Fortunately for the plot, the vacationing Prince finds the near-dead Radu. Radu, as is the custom of third-world folks in films, promises to serve the Prince forever. Thrilled to have a new servant so cheap, the Prince takes Radu back to the Germany with him.

Back in Germany, Al holds a coming out ball for Ma. After some social awkwardness, Ma blows high society away with a sultry dance (which, to this viewer, seemed a little more goofy than sultry, but whatever floats your boat) and she gets a gig doing this exotic little number at a local music house. As luck would have it, Radu happens to be attending her debut as the manservant of the Prince.

Obsessed with revenge, Radu contrives to get Al out house. He then breaks into Al's mansion and attempts to stab Ma. Ma, overcome with fear, faints and falls down a flight of stairs, breaking her neck. Radu, on seeing his dead slave/lover crumpled at the bottom of the stairs (see image above), is overcome with guilt. He carries her body to the couch and then stabs himself in the heart. Enter Albert, who throws himself on Ma's corpse. A title card coldly tells us that "It's too late!" and, then, "The End."

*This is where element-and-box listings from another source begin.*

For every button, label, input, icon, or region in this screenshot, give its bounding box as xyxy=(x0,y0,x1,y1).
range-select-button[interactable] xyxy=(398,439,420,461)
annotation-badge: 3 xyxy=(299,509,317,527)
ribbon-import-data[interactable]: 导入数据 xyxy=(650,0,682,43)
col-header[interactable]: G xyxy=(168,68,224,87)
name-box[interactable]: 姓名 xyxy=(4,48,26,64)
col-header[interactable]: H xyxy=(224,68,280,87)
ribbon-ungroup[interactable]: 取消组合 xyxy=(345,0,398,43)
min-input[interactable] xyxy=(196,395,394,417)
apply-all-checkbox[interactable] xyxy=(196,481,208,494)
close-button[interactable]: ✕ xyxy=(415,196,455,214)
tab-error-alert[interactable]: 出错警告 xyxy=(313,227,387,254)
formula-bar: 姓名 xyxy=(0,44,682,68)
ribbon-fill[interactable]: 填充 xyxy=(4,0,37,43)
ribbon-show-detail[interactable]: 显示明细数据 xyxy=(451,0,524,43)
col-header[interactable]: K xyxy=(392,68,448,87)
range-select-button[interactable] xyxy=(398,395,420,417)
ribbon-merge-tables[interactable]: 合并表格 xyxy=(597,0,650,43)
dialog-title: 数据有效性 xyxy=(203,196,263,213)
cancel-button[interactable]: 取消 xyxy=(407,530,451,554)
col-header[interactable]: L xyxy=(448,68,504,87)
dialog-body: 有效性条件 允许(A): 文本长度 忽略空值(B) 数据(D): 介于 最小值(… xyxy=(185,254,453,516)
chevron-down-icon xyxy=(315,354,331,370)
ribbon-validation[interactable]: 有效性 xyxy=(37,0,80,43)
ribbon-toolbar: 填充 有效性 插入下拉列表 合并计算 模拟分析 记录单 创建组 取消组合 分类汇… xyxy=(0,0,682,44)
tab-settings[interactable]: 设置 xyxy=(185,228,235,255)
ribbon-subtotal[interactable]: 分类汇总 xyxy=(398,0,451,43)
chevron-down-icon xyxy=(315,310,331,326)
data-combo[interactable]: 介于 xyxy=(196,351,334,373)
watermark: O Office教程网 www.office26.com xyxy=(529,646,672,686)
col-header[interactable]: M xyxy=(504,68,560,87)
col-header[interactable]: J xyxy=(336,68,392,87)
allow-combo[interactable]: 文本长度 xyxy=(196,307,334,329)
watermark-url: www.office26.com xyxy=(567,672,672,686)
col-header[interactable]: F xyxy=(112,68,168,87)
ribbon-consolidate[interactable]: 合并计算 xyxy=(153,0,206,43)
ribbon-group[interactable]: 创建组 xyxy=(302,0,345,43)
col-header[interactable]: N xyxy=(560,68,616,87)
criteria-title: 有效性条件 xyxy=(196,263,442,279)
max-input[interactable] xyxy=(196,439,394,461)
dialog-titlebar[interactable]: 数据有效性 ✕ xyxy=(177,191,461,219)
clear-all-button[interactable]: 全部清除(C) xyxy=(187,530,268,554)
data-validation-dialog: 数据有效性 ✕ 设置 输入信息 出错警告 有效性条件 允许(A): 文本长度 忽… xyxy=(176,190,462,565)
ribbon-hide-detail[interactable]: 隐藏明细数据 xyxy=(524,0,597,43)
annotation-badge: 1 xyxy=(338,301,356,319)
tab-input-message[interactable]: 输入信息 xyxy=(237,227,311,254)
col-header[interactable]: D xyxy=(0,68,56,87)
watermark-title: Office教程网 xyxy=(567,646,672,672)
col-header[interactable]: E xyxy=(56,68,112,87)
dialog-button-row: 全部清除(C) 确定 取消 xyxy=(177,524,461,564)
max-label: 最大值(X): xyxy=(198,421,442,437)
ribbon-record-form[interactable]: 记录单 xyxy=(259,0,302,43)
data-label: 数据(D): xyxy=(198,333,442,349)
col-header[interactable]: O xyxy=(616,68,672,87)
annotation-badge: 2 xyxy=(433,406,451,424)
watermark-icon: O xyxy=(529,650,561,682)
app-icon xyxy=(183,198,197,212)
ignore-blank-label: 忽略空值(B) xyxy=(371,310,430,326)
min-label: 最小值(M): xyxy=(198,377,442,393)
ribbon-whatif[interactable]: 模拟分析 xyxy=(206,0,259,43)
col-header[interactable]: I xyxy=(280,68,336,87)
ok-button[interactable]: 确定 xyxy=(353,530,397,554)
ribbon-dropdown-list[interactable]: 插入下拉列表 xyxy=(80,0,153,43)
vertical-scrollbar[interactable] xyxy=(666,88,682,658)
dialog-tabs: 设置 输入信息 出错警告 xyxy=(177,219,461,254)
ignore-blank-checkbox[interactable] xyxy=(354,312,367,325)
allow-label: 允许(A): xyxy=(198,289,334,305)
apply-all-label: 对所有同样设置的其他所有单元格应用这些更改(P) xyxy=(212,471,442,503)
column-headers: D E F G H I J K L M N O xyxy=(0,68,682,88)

Weirdly, there's actually a second way to view the movie. Though I can't tell whether this is the product of sloppy storytelling or an intentional bit of narrative slight-of-hand. Ma's story about being a captive doesn't seem to hold together well. We see her out alone, by herself, at the beginning of the flick. Later, when Al approaches the tomb, we see her outside the tomb, talking to Radu, both of them acting conspiratorial. If one decides that the cards represent Al's mistaken notions of what's going on, then you get an interesting gloss on the whole plot. Basically, Ma and Radu are lovers that have been luring victims to the cave. Albert overpowers Radu and Ma, left alone, cooks up an alibi that makes her look like Radu's victim. Then Radu's revenge makes more sense as he's not angry at Al for stealing his girl, but angry at Ma for betraying him. Like I said, you've got to decide that the title cards are red herrings to read the flick this way; but once you've made that leap, it all sort of holds together. It even adds a bit to the story, giving the whole tale a "colonial's misunderstanding of the native scene" theme that gives the story extra dramatic weight. This would almost threaten to make the movie interesting. Almost.

Even if the whole "hidden" plot is true, it doesn't cover up the fact that the film's a bit of a clunker. The whole mummy's curse thing gets buried in the absurd plot. Much of the acting is clumsy (with the exception of the oddly suggestive acting of Jennings and Negri). Visually, the film's inert. Without snappy dialog to help him, Lubitsch touch doesn't amount to much. Finally, the DVD edition I saw, from Alpha Video, has a washed out, un-restored print and an original soundtrack that is distracting and repetitive.


All in all, Eyes of the Mummy is little more than a cult curiosity best suited for those interested in what is often claimed to be the first mummy flick or those who want to see early work from Lubitsch. Otherwise, like the Prince, take the warning and stay away.